At a more abstract—though no less important—level, as EER analysis has noted, Hamza offered Al-Qaeda a unifying figure and narrative, a return to the “glorious past” of the early 2000s after the challenges and divisions caused in the jihadi world by the rise of the Islamic State (ISIS) over the last five years. Al-Qaeda evidently felt that building up the image of a Bin Laden in its ranks was helpful to the organization, and Hamza was the leader of the political offensive against the Saudi government.
Ultimately, how close Hamza was—or is—to being appointed to a leadership role, and whether he would ever be more than a figurehead, is unclear.
Ali Soufan, a former FBI agent, argued in late 2017 that “Hamza is being elevated to [Al-Qaeda’s] leadership”. Hamza “is the favorite son of the most famous jihadi in history”, Soufan wrote, “And in a culture where leadership typically descends through a bloodline, pedigree trumps experience. … Perhaps most importantly of all, Hamza clearly has Al-Qaeda’s senior leadership behind him.” Barbara Sude, a former Al-Qaeda analyst at the CIA, agrees with this assessment, saying Hamza was being groomed for a “prominent position” by Al-Zawahiri.

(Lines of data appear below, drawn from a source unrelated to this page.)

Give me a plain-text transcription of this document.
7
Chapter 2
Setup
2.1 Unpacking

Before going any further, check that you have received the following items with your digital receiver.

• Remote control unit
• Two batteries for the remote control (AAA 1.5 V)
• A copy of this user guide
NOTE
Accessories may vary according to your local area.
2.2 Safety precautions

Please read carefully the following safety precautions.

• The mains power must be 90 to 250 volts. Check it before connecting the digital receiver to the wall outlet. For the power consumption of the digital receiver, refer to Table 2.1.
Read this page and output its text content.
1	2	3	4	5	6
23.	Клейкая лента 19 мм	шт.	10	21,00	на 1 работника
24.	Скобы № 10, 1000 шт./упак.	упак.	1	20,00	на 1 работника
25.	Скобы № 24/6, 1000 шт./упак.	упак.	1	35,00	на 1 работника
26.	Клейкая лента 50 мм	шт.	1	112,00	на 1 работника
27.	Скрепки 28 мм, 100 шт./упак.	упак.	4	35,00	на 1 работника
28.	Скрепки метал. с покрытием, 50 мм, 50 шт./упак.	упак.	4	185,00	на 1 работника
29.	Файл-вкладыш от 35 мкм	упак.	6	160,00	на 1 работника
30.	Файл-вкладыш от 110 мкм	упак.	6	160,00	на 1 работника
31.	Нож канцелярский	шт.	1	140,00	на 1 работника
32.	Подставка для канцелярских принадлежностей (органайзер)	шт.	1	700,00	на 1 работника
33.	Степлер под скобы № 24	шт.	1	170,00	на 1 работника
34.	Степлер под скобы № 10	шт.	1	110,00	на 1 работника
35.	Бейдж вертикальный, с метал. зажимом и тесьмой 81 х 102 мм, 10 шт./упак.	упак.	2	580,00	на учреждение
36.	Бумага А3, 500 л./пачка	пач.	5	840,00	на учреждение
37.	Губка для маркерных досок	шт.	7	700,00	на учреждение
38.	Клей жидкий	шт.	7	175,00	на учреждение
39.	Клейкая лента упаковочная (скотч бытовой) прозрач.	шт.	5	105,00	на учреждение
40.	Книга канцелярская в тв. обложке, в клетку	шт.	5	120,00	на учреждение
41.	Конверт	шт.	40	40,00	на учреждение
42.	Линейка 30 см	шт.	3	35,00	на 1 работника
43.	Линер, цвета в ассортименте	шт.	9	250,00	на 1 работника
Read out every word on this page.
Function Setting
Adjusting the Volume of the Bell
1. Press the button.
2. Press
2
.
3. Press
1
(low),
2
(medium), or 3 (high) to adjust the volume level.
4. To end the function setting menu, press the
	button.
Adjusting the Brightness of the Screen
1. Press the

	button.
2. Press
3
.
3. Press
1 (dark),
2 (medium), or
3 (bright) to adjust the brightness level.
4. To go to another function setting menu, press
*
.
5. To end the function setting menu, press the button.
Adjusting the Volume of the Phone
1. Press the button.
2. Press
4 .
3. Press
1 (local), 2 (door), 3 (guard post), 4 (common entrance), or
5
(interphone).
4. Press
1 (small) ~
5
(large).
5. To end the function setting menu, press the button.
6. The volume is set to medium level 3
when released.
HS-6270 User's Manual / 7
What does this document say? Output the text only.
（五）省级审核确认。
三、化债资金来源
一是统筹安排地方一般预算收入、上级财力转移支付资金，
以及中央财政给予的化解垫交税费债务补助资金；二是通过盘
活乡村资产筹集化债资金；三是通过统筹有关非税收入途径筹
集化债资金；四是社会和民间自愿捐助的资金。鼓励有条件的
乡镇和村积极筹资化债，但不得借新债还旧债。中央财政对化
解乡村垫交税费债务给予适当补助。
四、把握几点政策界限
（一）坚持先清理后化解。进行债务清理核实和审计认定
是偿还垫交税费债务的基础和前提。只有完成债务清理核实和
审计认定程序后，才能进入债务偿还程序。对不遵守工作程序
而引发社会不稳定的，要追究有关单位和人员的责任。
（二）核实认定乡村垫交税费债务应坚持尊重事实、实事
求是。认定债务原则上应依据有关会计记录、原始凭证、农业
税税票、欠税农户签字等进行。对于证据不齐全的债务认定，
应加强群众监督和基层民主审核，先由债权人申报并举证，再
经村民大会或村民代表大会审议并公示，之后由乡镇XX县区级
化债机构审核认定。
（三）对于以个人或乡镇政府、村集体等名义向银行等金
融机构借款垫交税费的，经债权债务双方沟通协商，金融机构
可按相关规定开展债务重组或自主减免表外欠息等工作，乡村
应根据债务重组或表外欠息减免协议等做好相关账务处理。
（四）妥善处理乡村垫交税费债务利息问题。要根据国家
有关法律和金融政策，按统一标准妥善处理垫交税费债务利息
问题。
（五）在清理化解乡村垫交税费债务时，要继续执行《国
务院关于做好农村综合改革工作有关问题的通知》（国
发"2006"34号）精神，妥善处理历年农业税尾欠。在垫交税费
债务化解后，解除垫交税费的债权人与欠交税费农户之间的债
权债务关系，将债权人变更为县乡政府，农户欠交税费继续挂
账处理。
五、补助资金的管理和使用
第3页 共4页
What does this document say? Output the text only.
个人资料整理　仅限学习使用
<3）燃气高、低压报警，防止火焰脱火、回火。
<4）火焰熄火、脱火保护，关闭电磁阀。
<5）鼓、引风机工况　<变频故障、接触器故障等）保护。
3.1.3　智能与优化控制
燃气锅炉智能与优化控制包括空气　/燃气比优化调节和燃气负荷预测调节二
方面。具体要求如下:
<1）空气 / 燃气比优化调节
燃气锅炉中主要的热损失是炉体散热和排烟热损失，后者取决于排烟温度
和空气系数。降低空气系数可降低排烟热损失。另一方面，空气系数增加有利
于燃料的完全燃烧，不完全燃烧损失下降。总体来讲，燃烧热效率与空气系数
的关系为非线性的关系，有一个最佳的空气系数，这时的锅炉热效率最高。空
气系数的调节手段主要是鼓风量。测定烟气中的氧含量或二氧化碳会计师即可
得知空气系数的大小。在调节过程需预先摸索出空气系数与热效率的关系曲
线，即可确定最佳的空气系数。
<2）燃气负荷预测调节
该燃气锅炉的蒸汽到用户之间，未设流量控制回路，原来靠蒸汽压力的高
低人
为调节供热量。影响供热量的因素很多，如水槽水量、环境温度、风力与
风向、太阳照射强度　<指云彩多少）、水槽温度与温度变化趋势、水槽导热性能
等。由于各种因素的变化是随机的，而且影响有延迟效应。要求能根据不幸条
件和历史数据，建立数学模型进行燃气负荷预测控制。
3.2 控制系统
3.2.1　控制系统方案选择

RAND analyst Colin Clarke has made the strongest case since the reports emerged that Hamza’s death would be “more than just a symbolic loss for Al-Qaeda”. The “death of the group’s heir apparent will be a devastating blow to the organization’s brand”, Clarke says, “and thus its ability to compete with the Islamic State” just at the moment Al-Qaeda was seeking to capitalize on the collapse of ISIS’s “caliphate”. Hamza’s “apparent death … raises even more questions for the future of Al-Qaeda”, Clarke concluded.
Katherine Zimmerman of the American Enterprise Institute, the Council on Foreign Relations’ terrorism expert Bruce Hoffman, and Haverford College’s Al-Qaeda specialist Barak Mendelsohn told AFP that the impact of Hamza’s death, assuming it was true, would be much less.
Hamza had in many ways become “the senior leadership’s voice”, says Zimmerman, but there is no evidence he had migrated to a true leadership role. Mendelsohn agrees that Hamza had a “propaganda mission” for Al-Qaeda, with no evidence he was responsible for “significant operational tasks”.
Hoffman added that Hamza might have been useful in pulling away younger jihadists from ISIS, but in concrete terms: Al-Qaeda had weathered the loss of Osama, a hands-on manager and unrivalled messaging asset; it could survive the loss of his son.